With two weeks to the reimposition of the second round of unilateral US sanctions on Tehran targeting Iran's oil exports, global market is closely and carefully observing changes in the country's overseas sales of crude and the attitude of its customers.
Fluctuations in international oil prices, however, shows that global markets apparently do not deem US sanctions capable of disturbing the balance between crude supply and demand. On Thursday (October 18), global oil prices shed some cents to stand slightly above $79 per barrel — a one-month low. They continued fluctuating around the same price over the past three days. Experts maintain the declining trend is indicative of the market's optimism over continued Iran's crude supply.
This comes as, international media are also speaking of the ineffectiveness of thesecond wave of US sanctions. Interviews with leading international media — including those from the US, Europe and Asia — show that there has been a shift in international observers' attitudes towards global markets' realities. Unlike four months ago, they now maintain that US sanctions will fail to reduce Iran's oil exports to zero and that oil will not reach $100 per barrel. In addition, international experts and those involved in global energy market are not optimistic about Saudi Arabia being capable of increasing its oil output to the extent that it had earlier promised and hold that in case the present trend in Iran's oil exports continues, the market will not require additional production by Saudi Arabia and its allies.
Commenting on the same issues, China's Xinhua News Agency wrote that the US bringing down Iran's crude exports to zero is merely a political bluff, adding this will never take place.
On Friday, a similar report by Bloomberg said Asian buyers of Iranian oil are gaining confidence they will win US consent for some imports to continue even after American sanctions snap back next month.
Major Iranian customers South Korea, India and Japan are in talks with Washington for waivers, highlighting the specific reasons they need to continue purchases, according to those familiar with the discussions, it added.
On Wednesday, washingtonexaminer.com, quoting a report by US Energy Information Administration (EIA), said higher oil prices as a result of sanctions on Iran could make it harder for the Americans to pay their home heating bills this winter.
It added that the EIA said it expects heating oil prices to be higher this winter than in 2017 because of higher global crude oil prices, driven up in part by market unease over US sanctions on Iran kicking in November.
Last week, OPEC also said its member states are incapable of raising production to a level to be able to meet global markets' demand in the absence of Iran's oil.
On the same topic, International Energy Agency warned that although it is an extraordinary achievement for the global oil industry to meet the needs of a 100 mbd market, "today, in 4Q18, we have reached new twin peaks for demand and supply by straining parts of the system to the limit. Recent production increases come at the expense of spare capacity, which is already down to only two percent of global demand, with further reductions likely to come. This strain could be with us for some time and it will likely be accompanied by higher prices, however much we regret them and their potential negative impact on the global economy".
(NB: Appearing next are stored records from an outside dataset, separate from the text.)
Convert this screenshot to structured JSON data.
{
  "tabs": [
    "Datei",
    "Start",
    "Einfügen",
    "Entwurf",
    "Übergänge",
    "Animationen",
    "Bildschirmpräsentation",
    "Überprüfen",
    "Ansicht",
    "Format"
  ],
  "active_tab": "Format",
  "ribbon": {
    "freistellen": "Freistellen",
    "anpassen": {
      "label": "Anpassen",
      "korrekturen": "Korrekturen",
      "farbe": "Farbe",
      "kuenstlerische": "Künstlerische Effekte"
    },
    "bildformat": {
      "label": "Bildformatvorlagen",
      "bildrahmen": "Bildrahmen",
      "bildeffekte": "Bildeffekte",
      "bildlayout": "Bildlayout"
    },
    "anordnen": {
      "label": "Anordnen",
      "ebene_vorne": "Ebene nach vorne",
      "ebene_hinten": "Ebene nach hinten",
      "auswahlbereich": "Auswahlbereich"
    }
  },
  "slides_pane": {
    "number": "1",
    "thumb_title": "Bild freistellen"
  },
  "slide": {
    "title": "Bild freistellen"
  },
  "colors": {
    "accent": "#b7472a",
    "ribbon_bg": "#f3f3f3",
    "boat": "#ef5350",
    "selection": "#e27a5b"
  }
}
This is an alarm for the world and that is why most countries are against the reimposition of oil sanctions on Iran.
On May 8, 2018, US President Donald Trump pulled Washington out of the Joint Comprehensive Plan of Action (JCPOA), signed between Iran and P5+1 in July 2015 — a move which was followed by a pledge to reimpose the country's unilateral sanctions on Tehran in two rounds. Two months after the decision was announced, the sanctions began to impact Iran's oil exports as South Korea halted crude purchases from the Middle Eastern state.
South Korea, which used to purchase 90,000 barrels of oil per day from Iran, was followed by European firms such as Total and Eni, which stopped importing Iranian oil. These led to a fall in Iran's oil exports bringing them down to below two million barrels per day from an average of 2.15 million barrels per day.
Experts say the impacts of the sanctions were discernible from the very beginning and they did not wait until November.
Narsi Qorban, an energy expert, earlier told the Persian daily Iran newspaper that US November sanctions seek to reduce Iran's oil exports to zero even for a short while.
"This is a target. Although, from the very beginning, they knew that it would not be achieved, they will appreciate any blow, no matter how big or small, dealt to Iran's crude exports as the main artery of the country's economy."
He added this will create a turmoil in global oil market and will harm the economy of different countries including the US itself.
The latest OPEC report shows that Iran's oil production still exceeds 3.7 million barrels per day which indicates that the country plans to export close to two million barrels of crude per day, at least, in the coming months given that its domestic consumption amounts to 1.7 million barrels per day.
* Atieh Labbaf is an Iranian journalist.